A curator at Southern Methodist University uncovered film from the 1969 Dallas Peace Day anti-war protest at White Rock Lake.

It was a breezy fall day, and the Velvet Underground performed at Winfrey Point. The protest was part of a nationwide day of protest, called Moratorium to End the War in Vietnam, on Oct. 15, 1969. The protest, which some think was the first big anti-war rally of the Vietnam era in Dallas, was hyped in the daily newspapers and drew 600 to 1,500 people, based on varying estimates. One next-day headline read, “1,500 Stay Orderly Here,” according to the Dallas Morning News.

Moving-image curator Jeremy Spracklen of Southern Methodist University’s G. William Jones Film & Video Collection uncovered a professional-level film reel from the day, although it’s unclear who shot and edited the 12 minutes and 17 seconds of footage.

But it contains an interview between Stoney Burns and guitarist Sterling Morrison of the Velvet Underground. The interview starts at about 2:38.

Born Brent LaSalle Stein, Burns grew up in the Preston Hollow area and graduated from Hillcrest High School.

He started an underground newspaper, Dallas Notes, in 1967. The newspaper covered the counterculture, nightlife and police raids. Taking on the police caused Burns a lot of woes, including a 10-year and one-day sentence for possession of less than 1/10th of an ounce of marijuana in 1972. The sentence was later dropped when possession of small amounts of marijuana became a misdemeanor in Texas.

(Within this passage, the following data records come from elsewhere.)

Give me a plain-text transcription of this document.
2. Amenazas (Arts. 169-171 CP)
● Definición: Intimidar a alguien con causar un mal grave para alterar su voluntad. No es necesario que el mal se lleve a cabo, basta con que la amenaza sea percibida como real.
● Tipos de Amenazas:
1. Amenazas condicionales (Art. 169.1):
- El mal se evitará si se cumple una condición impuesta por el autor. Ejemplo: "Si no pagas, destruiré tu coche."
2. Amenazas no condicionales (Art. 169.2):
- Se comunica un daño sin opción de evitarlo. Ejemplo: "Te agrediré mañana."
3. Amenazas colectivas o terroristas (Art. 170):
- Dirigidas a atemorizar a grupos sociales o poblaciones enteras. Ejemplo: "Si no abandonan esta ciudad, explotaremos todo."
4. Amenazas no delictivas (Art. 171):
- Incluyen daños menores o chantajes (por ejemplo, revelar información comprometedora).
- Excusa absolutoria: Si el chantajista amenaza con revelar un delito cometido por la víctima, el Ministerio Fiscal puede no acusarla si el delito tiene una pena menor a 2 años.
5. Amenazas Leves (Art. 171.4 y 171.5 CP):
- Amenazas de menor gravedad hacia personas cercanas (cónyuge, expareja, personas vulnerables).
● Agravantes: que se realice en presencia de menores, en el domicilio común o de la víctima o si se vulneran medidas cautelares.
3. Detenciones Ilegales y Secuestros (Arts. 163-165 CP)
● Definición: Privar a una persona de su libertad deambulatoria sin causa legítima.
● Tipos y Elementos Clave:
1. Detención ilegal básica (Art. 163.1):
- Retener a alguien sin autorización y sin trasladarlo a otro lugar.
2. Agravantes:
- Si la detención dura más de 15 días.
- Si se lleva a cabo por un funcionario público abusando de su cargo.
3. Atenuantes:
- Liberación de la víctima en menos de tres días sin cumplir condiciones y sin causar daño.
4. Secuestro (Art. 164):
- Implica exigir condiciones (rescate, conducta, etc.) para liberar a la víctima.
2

For an October 1968 story on Dallas’ pornographic movie industry, the paper ran a photo of a woman’s bare breasts. His home/office on Live Oak Street was raided twice the next month. He and other staffers were arrested and all of their typewriters, phones and cameras seized by Dallas Police. The case went all the way to the U.S. Supreme Court, according to his obituary.

Burns later started Buddy magazine, one of the first regional music magazines in the United States.

His life was quieter after the 1970s, and he died in 2011, but he sure did enough in the ’60s and ’70s that someone should make a movie about him.